I lived next door to an old man - his daughter (who lived hundreds of miles away) contacted me and asked me to go every evening with a home cooked meal for a small payment. All she said was that he had "a bad memory". In fact, he clearly had severe dementia: He was alone in the house, didn't know where he was or who he was, sometimes thought he was in hospital or a hotel. He used to cry for his wife who had been dead for a decade. it was soul destroying.

I tried to get across to his daughter that he was very unhappy, afraid and in danger on his own (leaving electric rings on, ringing the police all the time because he thought he had burgled someone's house etc)

Honestly, I now think people with dementia are better off in a care home than being in their own house alone. Many people can share the load of taking care of them and they are not left alone for hours.

I reached a point where I said "no more" to caring for this man as I was enabling his daughter's fantasy of her Dad being ''happy in his own home''. It was nonsense. He had no idea where he was from moment to moment. I think the daughter just didn't want to pay the care home fees!

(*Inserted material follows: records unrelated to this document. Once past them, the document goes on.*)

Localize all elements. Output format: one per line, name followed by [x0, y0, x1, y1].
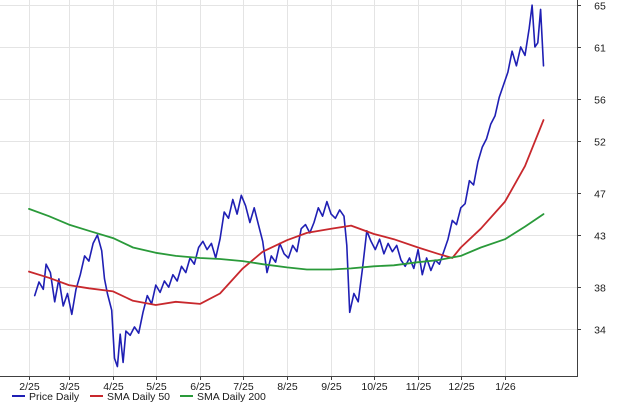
- x-tick-label: 3/25: [59, 381, 80, 393]
- y-tick-label: 65: [594, 1, 606, 13]
- x-tick-label: 9/25: [321, 381, 342, 393]
- x-tick-label: 12/25: [448, 381, 474, 393]
- x-tick-label: 8/25: [277, 381, 298, 393]
- y-tick-label: 34: [594, 325, 606, 337]
- y-tick-label: 61: [594, 43, 606, 55]
- series-lines: [28, 4, 545, 368]
- legend-label-sma-daily-50: SMA Daily 50: [107, 391, 170, 403]
- series-line-price-daily: [33, 4, 545, 368]
- legend-label-sma-daily-200: SMA Daily 200: [197, 391, 266, 403]
- x-tick-label: 11/25: [406, 381, 432, 393]
- series-line-sma-daily-200: [28, 207, 545, 271]
- plot-area: [0, 0, 578, 376]
- grid-lines: [0, 0, 577, 376]
- x-tick-label: 1/26: [495, 381, 516, 393]
- y-tick-label: 38: [594, 283, 606, 295]
- x-axis-ticks: 2/25 3/25 4/25 5/25 6/25 7/25 8/25 9/25 10/25 11/…: [19, 376, 516, 393]
- y-axis-ticks: 34 38 43 47 52 56 61 65: [577, 1, 606, 337]
- y-tick-label: 47: [594, 189, 606, 201]
- x-tick-label: 5/25: [146, 381, 167, 393]
- x-tick-label: 7/25: [233, 381, 254, 393]
- legend: Price Daily SMA Daily 50 SMA Daily 200: [12, 391, 266, 403]
- x-tick-label: 10/25: [361, 381, 387, 393]
- legend-label-price-daily: Price Daily: [29, 391, 80, 403]
- x-tick-label: 6/25: [190, 381, 211, 393]
- x-tick-label: 4/25: [103, 381, 124, 393]
- y-tick-label: 43: [594, 231, 606, 243]
- x-tick-label: 2/25: [19, 381, 40, 393]
- series-line-sma-daily-50: [28, 119, 545, 306]
- y-tick-label: 56: [594, 95, 606, 107]
- axes: [0, 0, 578, 377]
- y-tick-label: 52: [594, 137, 606, 149]
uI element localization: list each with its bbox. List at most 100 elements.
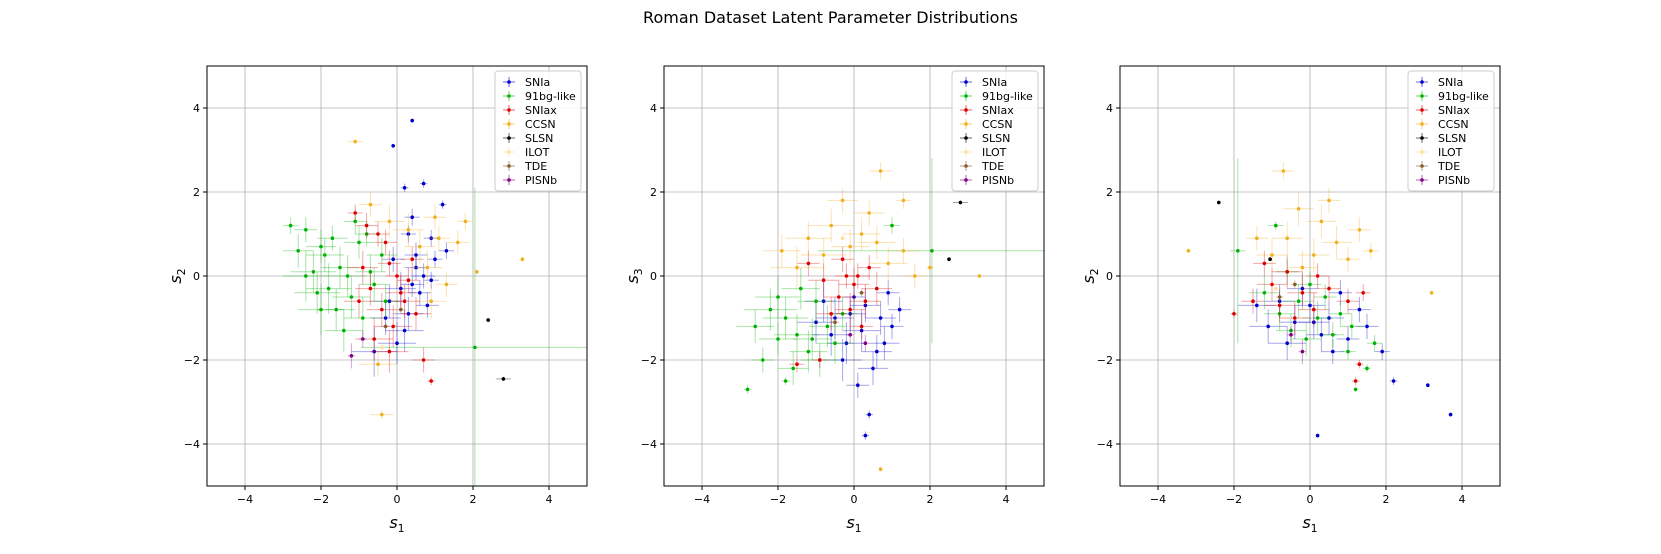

As for your situation, no, I most certainly would not deal with that unpleasantness and aggression, no matter the cause. I would refuse to have her as a client.

invisiblereally · 19/12/2021 11:20

Yes you will get in trouble with your agency. Quite rightly so as well unless you doing a whistleblow about neglect by agency or family?

This isn't whistleblowing of a neglect, this is a lady who needs to see OPMH and it is for her family - or for agency managers - depending on capacity and consent to report to GP and to persuade GP to refer her to OPMH. Those latter referrals / assessments take time and GPS balance it with consent and rights. So please feedback incidences as that is evidence that helps build up fuller picture so that MDT professionals can understand what is happening for this last.

Unless adults health and care are funding, they aren't involved. If they are funding, agency MANAGERS should have already referred for urgent early review (reassessment) in which case Social worker will ask GP refers to OMPH

I ask you - Do you have little trust in your care agency managers that you think they don't know what they are doing?

Rather than talk to people on internet - please make an appointment and go chat to your agency senior or managers and ask about the plan they are following.

invisiblereally · 19/12/2021 11:24

@Maddymorphosis
My reply below was in response to your question "I will definitely raise it with adult social care, would I be likely to get in trouble with my agency if I reported it myself and not through them ?"

This has got to be done thorough your agency managers not random carers ringing direct unless you have no confidence in your agency the you are effectively whistleblowing . You won't have full picture at all nor know what consents are in place or what already has been done, which is why there are processes in place.

The comments you say family members made, did you report those to your managers? . Make sure you have reported everything

EllaVaNight · 19/12/2021 11:32

She used to be a pleasant and friendly lady but is now rude on every visit to me. Have you had much training around dementia? As this is very common especially with vascular dementia.

Are the company a good company to work for? Do you feel confident they will act on your reports?

You need to detail what harm she is at risk of (if she is). Her being rude isn't a safeguarding concern. Her not complying with care and not receiving adequate personal care, for example, is.

It is really hard to get GPs, social workers and CPNs to come out to see service users. We had a lady in a previous care home who was choking despite being on textured diet and fluids and nobody would help us. We sadly had to give notice to the local authority in the end. We were a residential care home so no nurses. She was assessed for nursing but we were told she didn't meet the criteria (in other words, they didn't want to pay). When we served notice she got transferred to, you guessed it, a nursing home! The social care system has been so neglected for so long that so many people are suffering.